The aim of asthma treatment during pregnancy is to avoid flare-ups. This helps to ensure that the fetus gets a steady supply of oxygen, reducing the likelihood of complications.

A doctor will step up treatment according to the severity of a woman's symptoms, then reduce the medications once the symptoms are under control.

The doctor will monitor the woman's lungs and adjust the treatment plan accordingly.
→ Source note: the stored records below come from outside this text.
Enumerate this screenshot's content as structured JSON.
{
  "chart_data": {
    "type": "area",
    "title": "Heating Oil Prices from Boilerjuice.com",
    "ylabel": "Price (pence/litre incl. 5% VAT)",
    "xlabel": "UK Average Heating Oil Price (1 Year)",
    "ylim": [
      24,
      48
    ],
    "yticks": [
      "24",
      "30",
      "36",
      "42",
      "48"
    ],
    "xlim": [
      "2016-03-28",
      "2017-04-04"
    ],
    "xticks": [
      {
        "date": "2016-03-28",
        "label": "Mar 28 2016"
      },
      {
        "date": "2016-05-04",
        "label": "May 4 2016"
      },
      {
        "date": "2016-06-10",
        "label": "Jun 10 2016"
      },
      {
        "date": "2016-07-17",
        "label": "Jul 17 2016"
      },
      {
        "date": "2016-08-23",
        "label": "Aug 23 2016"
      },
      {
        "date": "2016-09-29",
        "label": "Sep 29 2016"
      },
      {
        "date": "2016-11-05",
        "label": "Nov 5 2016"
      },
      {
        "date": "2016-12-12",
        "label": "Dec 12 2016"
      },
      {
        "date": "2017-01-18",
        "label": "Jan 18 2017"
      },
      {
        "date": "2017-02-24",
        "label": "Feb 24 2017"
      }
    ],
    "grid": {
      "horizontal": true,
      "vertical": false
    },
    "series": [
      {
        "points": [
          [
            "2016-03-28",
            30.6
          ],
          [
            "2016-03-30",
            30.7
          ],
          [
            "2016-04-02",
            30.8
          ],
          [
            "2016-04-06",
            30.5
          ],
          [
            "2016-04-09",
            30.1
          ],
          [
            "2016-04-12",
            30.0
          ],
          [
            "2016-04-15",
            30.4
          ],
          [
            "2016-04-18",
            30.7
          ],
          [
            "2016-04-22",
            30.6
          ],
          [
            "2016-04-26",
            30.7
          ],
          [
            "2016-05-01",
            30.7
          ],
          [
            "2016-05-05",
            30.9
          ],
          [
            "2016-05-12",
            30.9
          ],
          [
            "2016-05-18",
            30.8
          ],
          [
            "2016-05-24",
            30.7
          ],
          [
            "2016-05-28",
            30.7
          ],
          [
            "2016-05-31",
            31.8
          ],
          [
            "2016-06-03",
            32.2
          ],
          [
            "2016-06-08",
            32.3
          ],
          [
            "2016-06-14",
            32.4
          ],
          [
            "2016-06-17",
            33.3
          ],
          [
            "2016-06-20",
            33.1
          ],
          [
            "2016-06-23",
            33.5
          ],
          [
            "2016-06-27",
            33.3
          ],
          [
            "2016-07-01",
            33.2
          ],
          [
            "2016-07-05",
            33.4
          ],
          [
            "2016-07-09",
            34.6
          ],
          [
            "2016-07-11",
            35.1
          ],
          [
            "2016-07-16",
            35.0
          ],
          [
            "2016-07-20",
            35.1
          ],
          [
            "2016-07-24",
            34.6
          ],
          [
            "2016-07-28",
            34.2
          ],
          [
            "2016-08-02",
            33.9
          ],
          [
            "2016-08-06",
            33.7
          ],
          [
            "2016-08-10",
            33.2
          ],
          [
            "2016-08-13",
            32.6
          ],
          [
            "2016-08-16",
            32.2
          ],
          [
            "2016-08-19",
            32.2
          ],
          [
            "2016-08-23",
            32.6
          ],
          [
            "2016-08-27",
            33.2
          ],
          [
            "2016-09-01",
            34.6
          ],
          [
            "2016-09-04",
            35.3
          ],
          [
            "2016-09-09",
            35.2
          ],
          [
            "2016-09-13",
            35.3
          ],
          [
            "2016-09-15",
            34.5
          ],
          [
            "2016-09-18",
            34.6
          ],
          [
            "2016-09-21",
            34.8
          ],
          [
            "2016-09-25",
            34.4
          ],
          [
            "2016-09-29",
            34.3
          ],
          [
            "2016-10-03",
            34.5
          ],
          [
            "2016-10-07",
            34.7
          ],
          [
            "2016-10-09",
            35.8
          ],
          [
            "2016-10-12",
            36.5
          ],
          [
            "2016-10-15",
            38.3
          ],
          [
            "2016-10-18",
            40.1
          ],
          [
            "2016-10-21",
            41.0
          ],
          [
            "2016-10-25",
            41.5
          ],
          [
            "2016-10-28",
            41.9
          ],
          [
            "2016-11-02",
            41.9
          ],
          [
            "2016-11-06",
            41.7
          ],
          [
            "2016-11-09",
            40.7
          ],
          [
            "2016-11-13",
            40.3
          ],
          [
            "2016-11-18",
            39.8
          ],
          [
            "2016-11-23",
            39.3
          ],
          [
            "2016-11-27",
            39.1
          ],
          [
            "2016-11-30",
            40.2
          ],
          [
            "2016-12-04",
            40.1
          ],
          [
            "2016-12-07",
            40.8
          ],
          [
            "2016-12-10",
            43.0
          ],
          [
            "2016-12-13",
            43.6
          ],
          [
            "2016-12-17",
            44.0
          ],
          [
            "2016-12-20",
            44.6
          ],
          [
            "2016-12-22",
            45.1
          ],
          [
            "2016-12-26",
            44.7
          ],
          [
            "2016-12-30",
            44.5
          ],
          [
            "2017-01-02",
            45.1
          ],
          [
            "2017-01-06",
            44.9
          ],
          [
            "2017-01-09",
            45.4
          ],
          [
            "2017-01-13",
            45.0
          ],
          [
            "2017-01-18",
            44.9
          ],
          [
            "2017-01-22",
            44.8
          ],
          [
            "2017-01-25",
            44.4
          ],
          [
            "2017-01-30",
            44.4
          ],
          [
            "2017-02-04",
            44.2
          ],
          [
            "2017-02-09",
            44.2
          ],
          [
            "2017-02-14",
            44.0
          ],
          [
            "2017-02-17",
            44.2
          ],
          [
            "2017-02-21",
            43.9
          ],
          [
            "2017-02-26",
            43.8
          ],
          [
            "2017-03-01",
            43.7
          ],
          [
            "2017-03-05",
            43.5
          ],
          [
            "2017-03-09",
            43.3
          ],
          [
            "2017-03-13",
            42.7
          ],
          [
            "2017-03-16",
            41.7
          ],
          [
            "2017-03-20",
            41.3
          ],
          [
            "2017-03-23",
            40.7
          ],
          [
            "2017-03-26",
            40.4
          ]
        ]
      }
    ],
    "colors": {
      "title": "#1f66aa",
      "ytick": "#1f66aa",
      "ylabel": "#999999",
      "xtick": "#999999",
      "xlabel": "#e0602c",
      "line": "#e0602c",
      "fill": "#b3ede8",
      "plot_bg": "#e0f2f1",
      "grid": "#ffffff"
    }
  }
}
They may also perform an ultrasound to check on the baby's development.

Strategies to prevent asthma complications during pregnancy include:

  • seeing the doctor regularly
  • taking medication as prescribed
  • getting a flu shot, as the flu can trigger an asthma flare-up
  • avoiding asthma triggers, including quitting smoking
  • reducing stress, for example through yoga, mindfulness, or meditation
  • eating small meals and not lying down immediately afterward to reduce the risk of heartburn, which can worsen asthma symptoms
  • recognizing early signs of a flare-up and seeing the doctor when this happens

During pregnancy, asthma that is not well-managed can cause health complications for the woman and the baby. Preeclampsia, restricted growth, low birthweight, premature birth, and the need for a cesarean delivery become more likely.

Following a treatment plan is the best way to manage asthma symptoms.

Well-controlled asthma does not increase the risk of complications, and many women with asthma have healthy pregnancies.